La Terre

La Terre (paragraphe n°523)

Chapitre V

Parfois, on disait des contes : celui du Cochon noir, qui gardait un trésor, une clef rouge à la gueule ; ou encore celui de la bête d'Orléans, qui avait la face d'un homme, des ailes de chauve-souris, des cheveux jusqu'à terre, deux cornes, deux queues, l'une pour prendre, l'autre pour tuer ; et ce monstre avait mangé un voyageur rouennais, dont il n'était resté que le chapeau et les bottes. D'autres fois, on entamait les histoires sans fin sur les loups, les loups voraces, qui, pendant des siècles, ont dévasté la Beauce. Anciennement, lorsque la Beauce, aujourd'hui nue et pelée, gardait de ses forêts premières quelques bouquets d'arbres, des bandes innombrables de loups, poussées par la faim, sortaient l'hiver pour se jeter sur les troupeaux. Des femmes, des enfants étaient dévorés. Et les vieux du pays se rappelaient que, pendant les grandes neiges, les loups venaient dans les villes : à Cloyes, on les entendait hurler sur la place Saint-Georges ; à Rognes, ils soufflaient sous les portes mal closes des étables et des bergeries.

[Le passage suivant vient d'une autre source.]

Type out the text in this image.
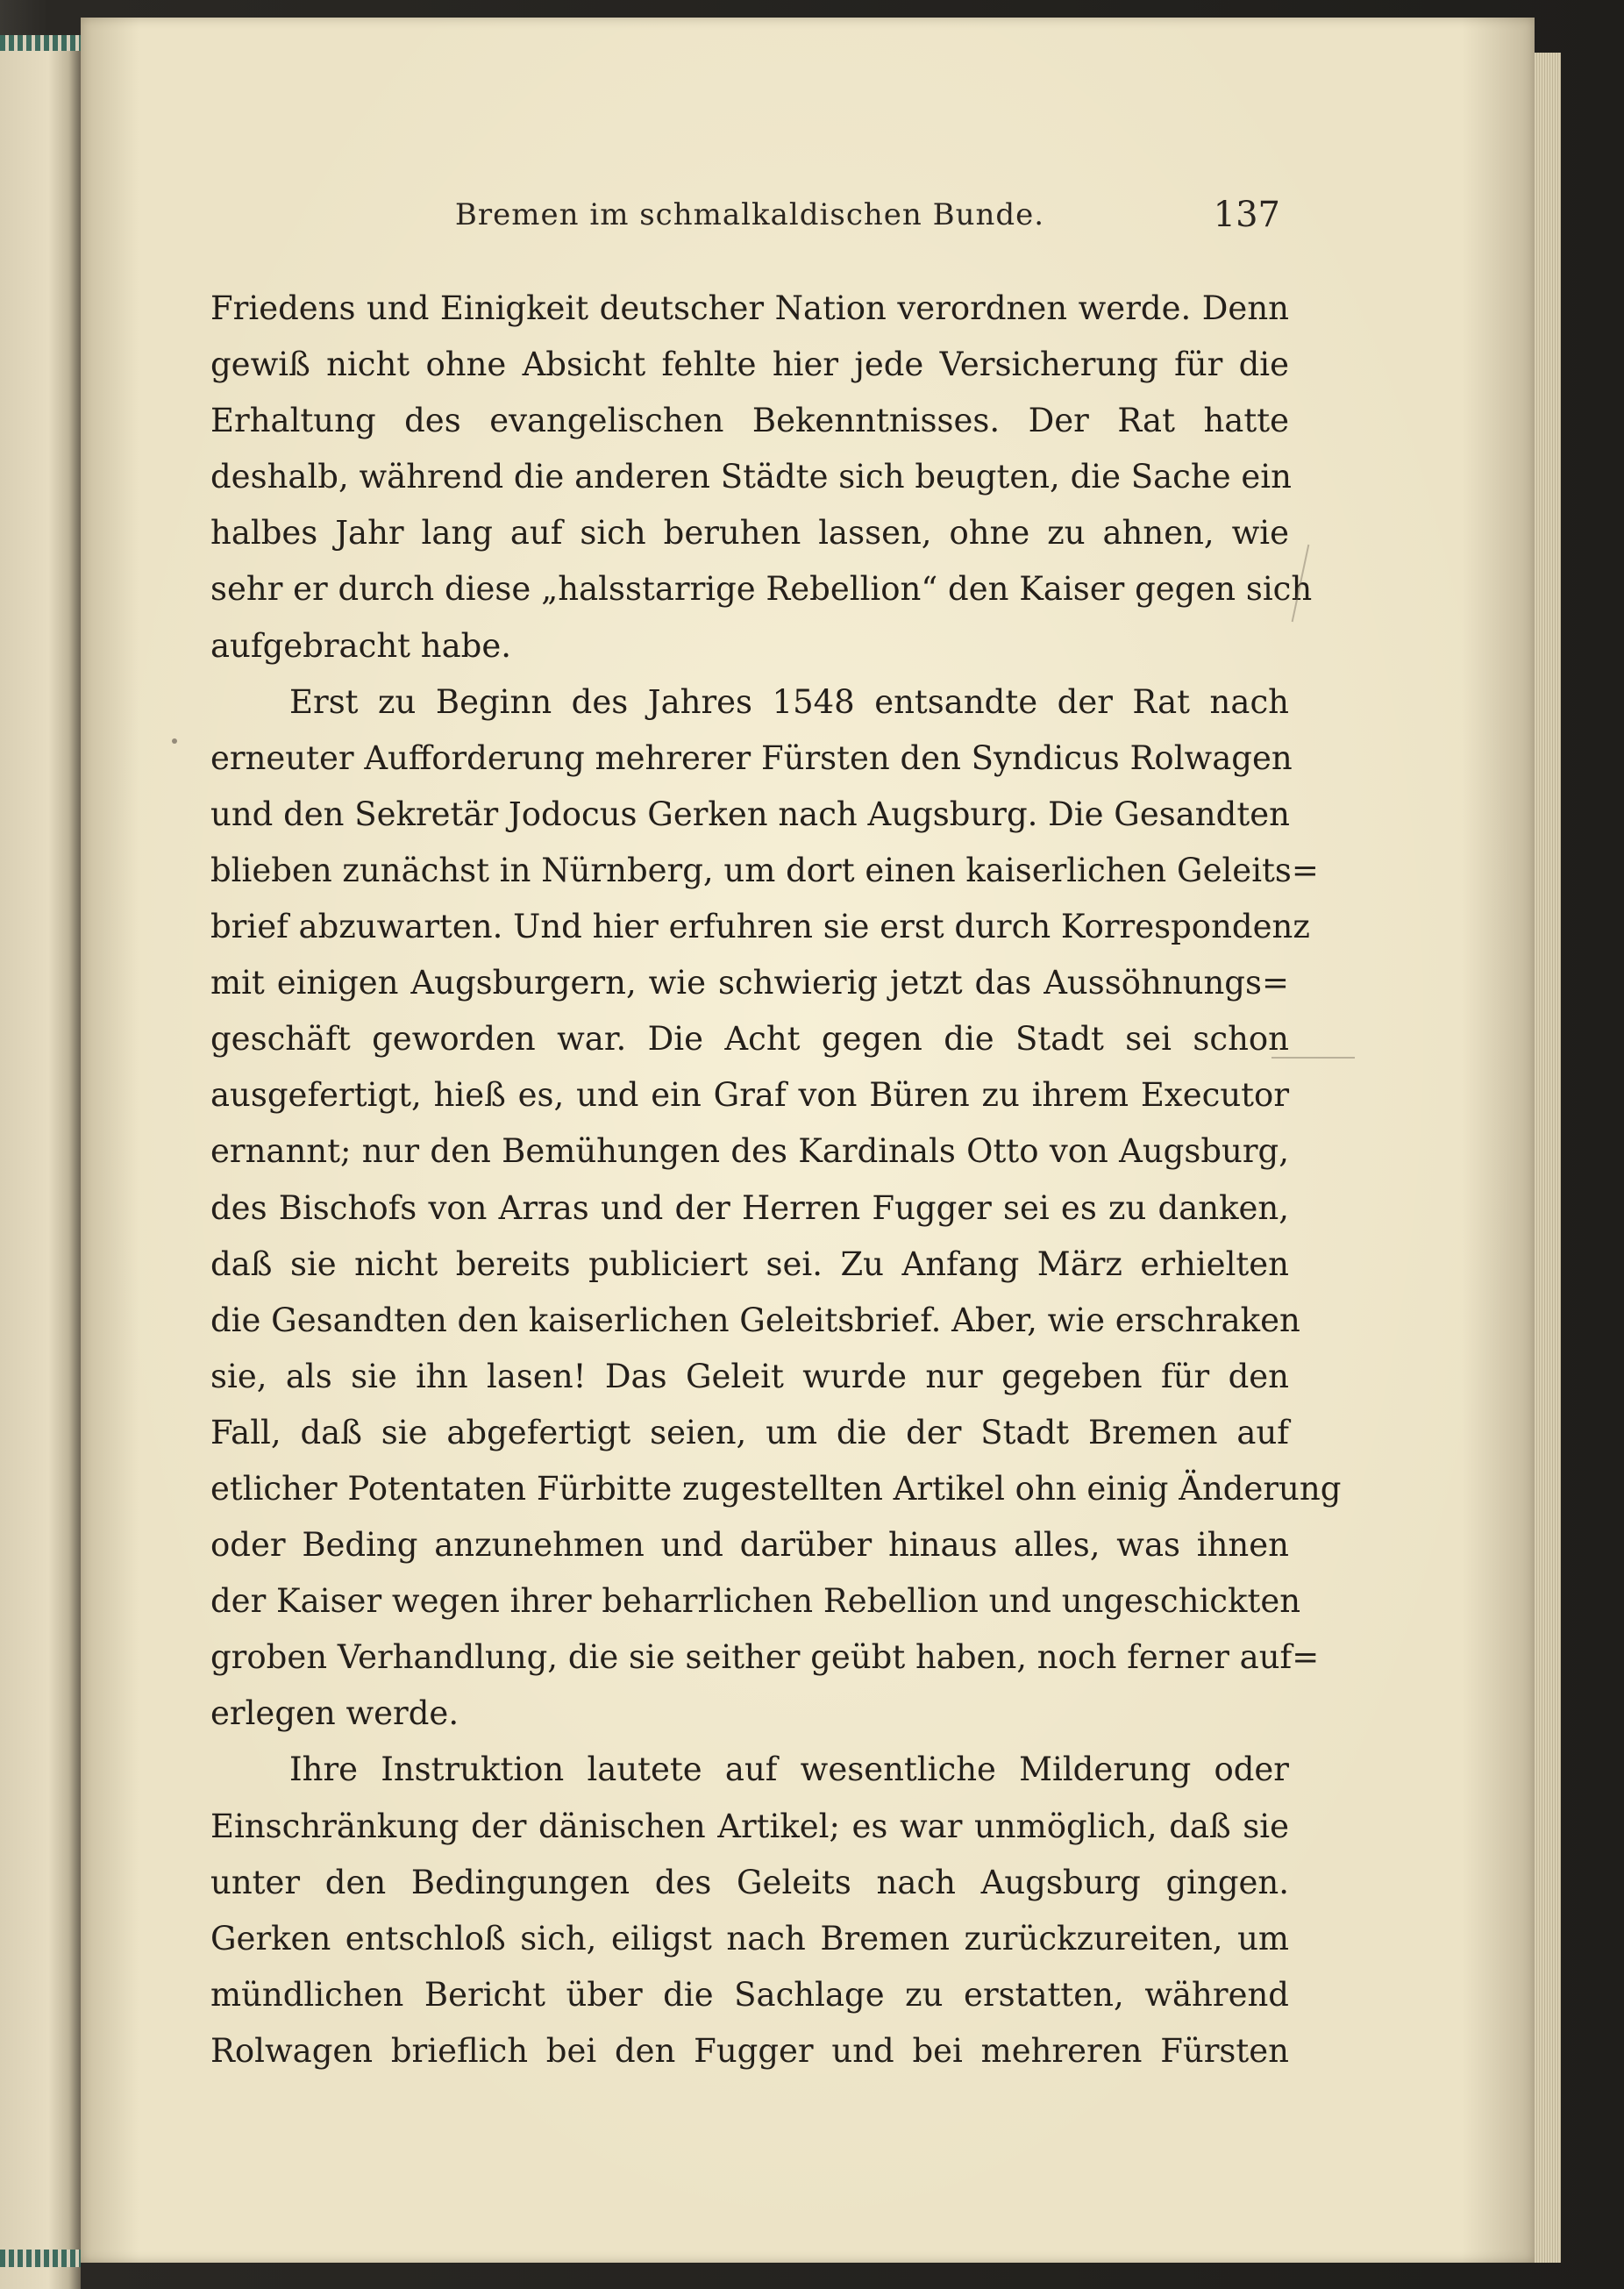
Bremen im schmalkaldischen Bunde.	137
Friedens und Einigkeit deutscher Nation verordnen werde. Denn
gewiß nicht ohne Absicht fehlte hier jede Versicherung für die
Erhaltung des evangelischen Bekenntnisses. Der Rat hatte
deshalb, während die anderen Städte sich beugten, die Sache ein
halbes Jahr lang auf sich beruhen lassen, ohne zu ahnen, wie
sehr er durch diese „halsstarrige Rebellion“ den Kaiser gegen sich
aufgebracht habe.
Erst zu Beginn des Jahres 1548 entsandte der Rat nach
erneuter Aufforderung mehrerer Fürsten den Syndicus Rolwagen
und den Sekretär Jodocus Gerken nach Augsburg. Die Gesandten
blieben zunächst in Nürnberg, um dort einen kaiserlichen Geleits=
brief abzuwarten. Und hier erfuhren sie erst durch Korrespondenz
mit einigen Augsburgern, wie schwierig jetzt das Aussöhnungs=
geschäft geworden war. Die Acht gegen die Stadt sei schon
ausgefertigt, hieß es, und ein Graf von Büren zu ihrem Executor
ernannt; nur den Bemühungen des Kardinals Otto von Augsburg,
des Bischofs von Arras und der Herren Fugger sei es zu danken,
daß sie nicht bereits publiciert sei. Zu Anfang März erhielten
die Gesandten den kaiserlichen Geleitsbrief. Aber, wie erschraken
sie, als sie ihn lasen! Das Geleit wurde nur gegeben für den
Fall, daß sie abgefertigt seien, um die der Stadt Bremen auf
etlicher Potentaten Fürbitte zugestellten Artikel ohn einig Änderung
oder Beding anzunehmen und darüber hinaus alles, was ihnen
der Kaiser wegen ihrer beharrlichen Rebellion und ungeschickten
groben Verhandlung, die sie seither geübt haben, noch ferner auf=
erlegen werde.
Ihre Instruktion lautete auf wesentliche Milderung oder
Einschränkung der dänischen Artikel; es war unmöglich, daß sie
unter den Bedingungen des Geleits nach Augsburg gingen.
Gerken entschloß sich, eiligst nach Bremen zurückzureiten, um
mündlichen Bericht über die Sachlage zu erstatten, während
Rolwagen brieflich bei den Fugger und bei mehreren Fürsten
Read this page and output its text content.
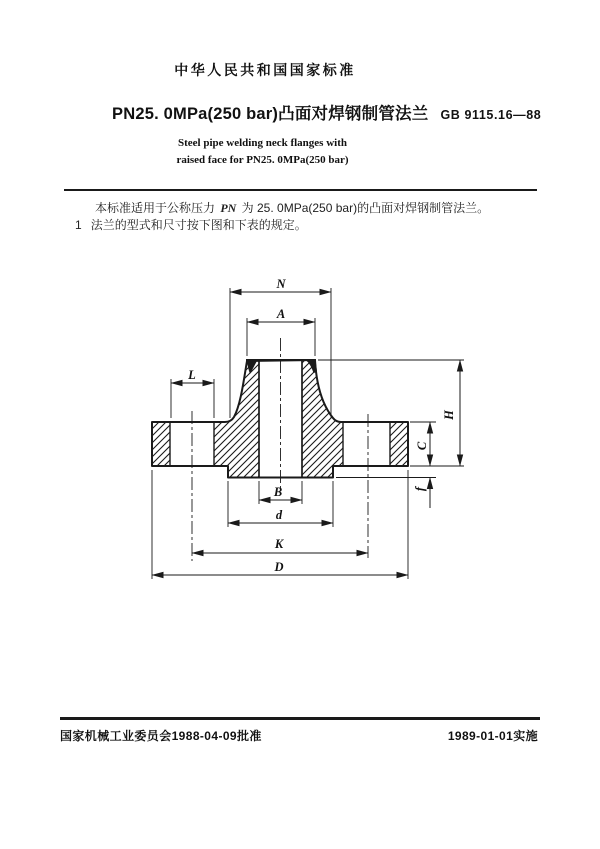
中华人民共和国国家标准
PN25. 0MPa(250 bar)凸面对焊钢制管法兰 GB 9115.16—88
Steel pipe welding neck flanges with
raised face for PN25. 0MPa(250 bar)
本标准适用于公称压力 PN 为 25. 0MPa(250 bar)的凸面对焊钢制管法兰。
1 法兰的型式和尺寸按下图和下表的规定。
N
A
L
B
d
K
D
H
C
f
国家机械工业委员会1988-04-09批准	1989-01-01实施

Puis, les mêmes anecdotes se succédaient : le meunier, surpris par cinq grands loups, qui les mit en fuite en enflammant une allumette ; la petite fille qu'une louve accompagna au galop pendant deux lieues, et qui fut mangée seulement à sa porte, lorsqu'elle tomba ; d'autres, d'autres encore, des légendes de loups-garous, d'hommes changés en bêtes, sautant sur les épaules des passants attardés, les forçant à courir, jusqu'à la mort.